Separating the wheat of good governance demands from the chaff
The new government has the unenviable task of not only delivering on their promises and getting ready for the upcoming parliamentary elections, but managing expectations of instant resolution of past injustices which seem to flow unceasingly at this point in time.
It is in this context that certain opportunists, who should really be exposed as rascals, come in to confuse and divert the efforts of the already overloaded Commission Against Corruption setup by the new administration. It is important that the commission setup a filtering mechanism to sift out the real wheat from the chaff that consists of these rascals, so that its time can be most fruitfully be used to deal with real corruption.

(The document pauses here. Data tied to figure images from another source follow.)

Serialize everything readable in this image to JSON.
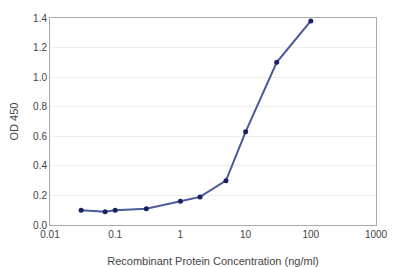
{
  "chart_data": {
    "type": "line",
    "xlabel": "Recombinant Protein Concentration (ng/ml)",
    "ylabel": "OD 450",
    "x": [
      0.03,
      0.07,
      0.1,
      0.3,
      1.0,
      2.0,
      5.0,
      10.0,
      30.0,
      100.0
    ],
    "values": [
      0.1,
      0.09,
      0.1,
      0.11,
      0.16,
      0.19,
      0.3,
      0.63,
      1.1,
      1.38
    ],
    "color": "#4a5a9a",
    "colors": [
      "#1a2060",
      "#1a2060",
      "#1a2060",
      "#1a2060",
      "#1a2060",
      "#1a2060",
      "#1a2060",
      "#1a2060",
      "#1a2060",
      "#1a2060"
    ],
    "marker": "circle",
    "log": "x",
    "xlim": [
      0.01,
      1000
    ],
    "ylim": [
      0,
      1.4
    ],
    "xticks": [
      0.01,
      0.1,
      1,
      10,
      100,
      1000
    ],
    "yticks": [
      {
        "value": 0,
        "label": "0.0"
      },
      0.2,
      0.4,
      0.6,
      0.8,
      {
        "value": 1.0,
        "label": "1.0"
      },
      1.2,
      1.4
    ],
    "grid": "y"
  }
}
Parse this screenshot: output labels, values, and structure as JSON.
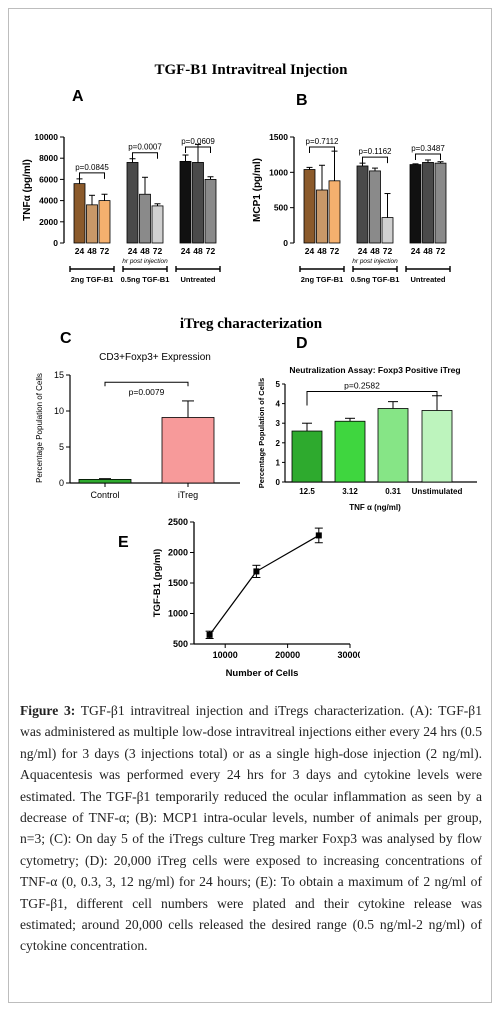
{
  "figure": {
    "section1_title": "TGF-B1 Intravitreal Injection",
    "section2_title": "iTreg characterization",
    "letters": {
      "A": "A",
      "B": "B",
      "C": "C",
      "D": "D",
      "E": "E"
    }
  },
  "colors": {
    "brown": "#8B5A2B",
    "tan": "#C89868",
    "peach": "#F5B06E",
    "dark_gray": "#4a4a4a",
    "gray": "#8a8a8a",
    "light_gray": "#d0d0d0",
    "black": "#111111",
    "pink": "#F79A9A",
    "green1": "#2EAA2E",
    "green2": "#3FD63F",
    "green3": "#86E586",
    "green4": "#BDF4BD"
  },
  "chart_data": [
    {
      "id": "A",
      "type": "bar",
      "ylabel": "TNFα (pg/ml)",
      "ylim": [
        0,
        10000
      ],
      "yticks": [
        0,
        2000,
        4000,
        6000,
        8000,
        10000
      ],
      "x_tick_labels": [
        "24",
        "48",
        "72"
      ],
      "x_axis_note": "hr post injection",
      "groups": [
        {
          "label": "2ng TGF-B1",
          "values": [
            5600,
            3600,
            4000
          ],
          "errors": [
            450,
            900,
            600
          ],
          "p": "p=0.0845",
          "colors": [
            "#8B5A2B",
            "#C89868",
            "#F5B06E"
          ]
        },
        {
          "label": "0.5ng TGF-B1",
          "values": [
            7600,
            4600,
            3500
          ],
          "errors": [
            350,
            1600,
            200
          ],
          "p": "p=0.0007",
          "colors": [
            "#4a4a4a",
            "#8a8a8a",
            "#d0d0d0"
          ]
        },
        {
          "label": "Untreated",
          "values": [
            7700,
            7600,
            6000
          ],
          "errors": [
            600,
            1700,
            250
          ],
          "p": "p=0.0609",
          "colors": [
            "#111111",
            "#4a4a4a",
            "#8a8a8a"
          ]
        }
      ]
    },
    {
      "id": "B",
      "type": "bar",
      "ylabel": "MCP1 (pg/ml)",
      "ylim": [
        0,
        1500
      ],
      "yticks": [
        0,
        500,
        1000,
        1500
      ],
      "x_tick_labels": [
        "24",
        "48",
        "72"
      ],
      "x_axis_note": "hr post injection",
      "groups": [
        {
          "label": "2ng TGF-B1",
          "values": [
            1040,
            750,
            880
          ],
          "errors": [
            30,
            350,
            420
          ],
          "p": "p=0.7112",
          "colors": [
            "#8B5A2B",
            "#C89868",
            "#F5B06E"
          ]
        },
        {
          "label": "0.5ng TGF-B1",
          "values": [
            1090,
            1020,
            360
          ],
          "errors": [
            40,
            40,
            340
          ],
          "p": "p=0.1162",
          "colors": [
            "#4a4a4a",
            "#8a8a8a",
            "#d0d0d0"
          ]
        },
        {
          "label": "Untreated",
          "values": [
            1110,
            1140,
            1130
          ],
          "errors": [
            10,
            35,
            20
          ],
          "p": "p=0.3487",
          "colors": [
            "#111111",
            "#4a4a4a",
            "#8a8a8a"
          ]
        }
      ]
    },
    {
      "id": "C",
      "type": "bar",
      "title": "CD3+Foxp3+ Expression",
      "ylabel": "Percentage Population of Cells",
      "ylim": [
        0,
        15
      ],
      "yticks": [
        0,
        5,
        10,
        15
      ],
      "categories": [
        "Control",
        "iTreg"
      ],
      "values": [
        0.5,
        9.1
      ],
      "errors": [
        0.1,
        2.3
      ],
      "p": "p=0.0079",
      "colors": [
        "#2EAA2E",
        "#F79A9A"
      ]
    },
    {
      "id": "D",
      "type": "bar",
      "title": "Neutralization  Assay: Foxp3 Positive iTreg",
      "ylabel": "Percentage Population of Cells",
      "xlabel": "TNF α  (ng/ml)",
      "ylim": [
        0,
        5
      ],
      "yticks": [
        0,
        1,
        2,
        3,
        4,
        5
      ],
      "categories": [
        "12.5",
        "3.12",
        "0.31",
        "Unstimulated"
      ],
      "values": [
        2.6,
        3.1,
        3.75,
        3.65
      ],
      "errors": [
        0.4,
        0.15,
        0.35,
        0.75
      ],
      "p": "p=0.2582",
      "colors": [
        "#2EAA2E",
        "#3FD63F",
        "#86E586",
        "#BDF4BD"
      ]
    },
    {
      "id": "E",
      "type": "line",
      "ylabel": "TGF-B1 (pg/ml)",
      "xlabel": "Number of Cells",
      "xlim": [
        5000,
        30000
      ],
      "ylim": [
        500,
        2500
      ],
      "xticks": [
        10000,
        20000,
        30000
      ],
      "yticks": [
        500,
        1000,
        1500,
        2000,
        2500
      ],
      "x": [
        7500,
        15000,
        25000
      ],
      "y": [
        650,
        1690,
        2280
      ],
      "errors": [
        60,
        100,
        120
      ]
    }
  ],
  "caption": {
    "label": "Figure 3:",
    "text": " TGF-β1 intravitreal injection and iTregs characterization. (A): TGF-β1 was administered as multiple low-dose intravitreal injections either every 24 hrs (0.5 ng/ml) for 3 days (3 injections total) or as a single high-dose injection (2 ng/ml). Aquacentesis was performed every 24 hrs for 3 days and cytokine levels were estimated. The TGF-β1 temporarily reduced the ocular inflammation as seen by a decrease of TNF-α; (B): MCP1 intra-ocular levels, number of animals per group, n=3; (C): On day 5 of the iTregs culture Treg marker Foxp3 was analysed by flow cytometry; (D): 20,000 iTreg cells were exposed to increasing concentrations of TNF-α (0, 0.3, 3, 12 ng/ml) for 24 hours; (E): To obtain a maximum of 2 ng/ml of TGF-β1, different cell numbers were plated and their cytokine release was estimated; around 20,000 cells released the desired range (0.5 ng/ml-2 ng/ml) of cytokine concentration."
  }
}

One such instance I have been made aware of is made by a man by the name J. C. Ahangama to whom many of us gave much credence during the early days of Sinhala UNICODE development – the way to encode Sinhala uniquely in the digital sphere. We later realized however that his ulterior motive in opposing the proposed method was a patent he had pending for a scheme that he himself had ‘invented’. To the technologically minded, his ‘scheme’ was nothing more than a transliteration scheme, of which presently there is an abundance, between English and Sinhala. Though sharing his initials with one of the true leaders of the democratic movement in Sri Lanka, this wolf in sheep’s clothing
is trying to make a mockery of the entire process of good governance reforms that the new administration is trying to establish, by alleging that the Sinhala UNICODE already establish under the patronage of the ICT Agency of Sri Lanka and accepted as the standard by the Sri Lanka Standards Institutions (SLSI), ISO and the UNICODE Consortium, was in some way suboptimal and therefore should be investigated!
Ahangama’s initial argument was that UNICODE was a scheme forced on us by foreign multinationals and that we should not bow to their standards. Over the years however he has realized that this line of argument was not tenable as the entire IT industry adopted UNICODE as the standard for encoding all languages of the World. He subsequently made his ‘scheme’ convertible to UNICODE, no doubt after convincing some gullible donors for funding.
He also appears to have made his argument sound more technically sophisticated by referring to his scheme’s efficiency over the direct encoding of Sinhala UNICODE, claiming that his scheme only uses a single byte for encoding characters whereas Sinhala UNICODE takes two per character. This itself is an attempt to confuse the public since, in his scheme multiple Latin characters are required to encode a single Sinhala character!
At the heart of this so called ‘son of the soil’ (who nevertheless has chosen to live outside Sri Lanka most of this time) argument is that Sinhala should be encoded so that if a particular computer does not posses a Sinhala font, it would at least be readable in English! Why English? Why not Tamil or Chinese for that matter? This appears to be a slip that shows his allegiance to his new found home in the US. Thus his argument is that all Sri Lankans should learn English first, so that they can transliterate their own Sinhala language using these English characters! This he calls is a more nationalistic way of doing things rather than ‘bowing down to the West and adopting their standards’.
Being part of a Local Language Working Group that precedes the existence even of the ICT Agency of Sri Lanka (which did most of the facilitating surrounding the Sinhala UNICODE effort together with the Universities of Colombo and Moratuwa), I can state categorically that most of its members worked on this project owing to their love of the language and the nation and as a national service. I’m sure ICTA would be open to being audited on how much was spent on the entire Sinhala UNICODE initiative and it would make Ahangama look silly. Being at least a significant stakeholder in the recent movement for democracy and accountability, something Ahangama cannot claim to any extent even though sheltered by being at a distance, I also feel justified to call on the public to condemn efforts such as these to discredit good work done in the past, so that we don’t end up throwing the baby out with the bathwater.
Finally, I wish Ahangama good luck with his funding sources even if this particular cheap attempt at jumping on the corruption-‐allegation-‐bandwagon fails miserably, because he’d need a lot of it to convince the SLSI, ISO, UNICODE and then the major platform vendors such as Google, Microsoft, Apple, Adobe and Oracle, that his proprietary scheme is better than the current Sinhala UNICODE scheme for encoding Sinhala. Oh I almost forgot, he’d also have to face the wrath of tens of thousands of Sinhala speakers and users, many of whom owing to Sinhala UNICODE were able to actively take part in the social media revolution that caused some of the unexpected results of the last election!
Just for interest I typed Ahangama’s name (both as ‘Jayantha Ahangama’ and ‘ජයන්ත අහංගම’) and realized there were only 6,760 results for the English but 35,200 for the Sinhala – just a minor testimony to the success of Sinhala UNICODE to date).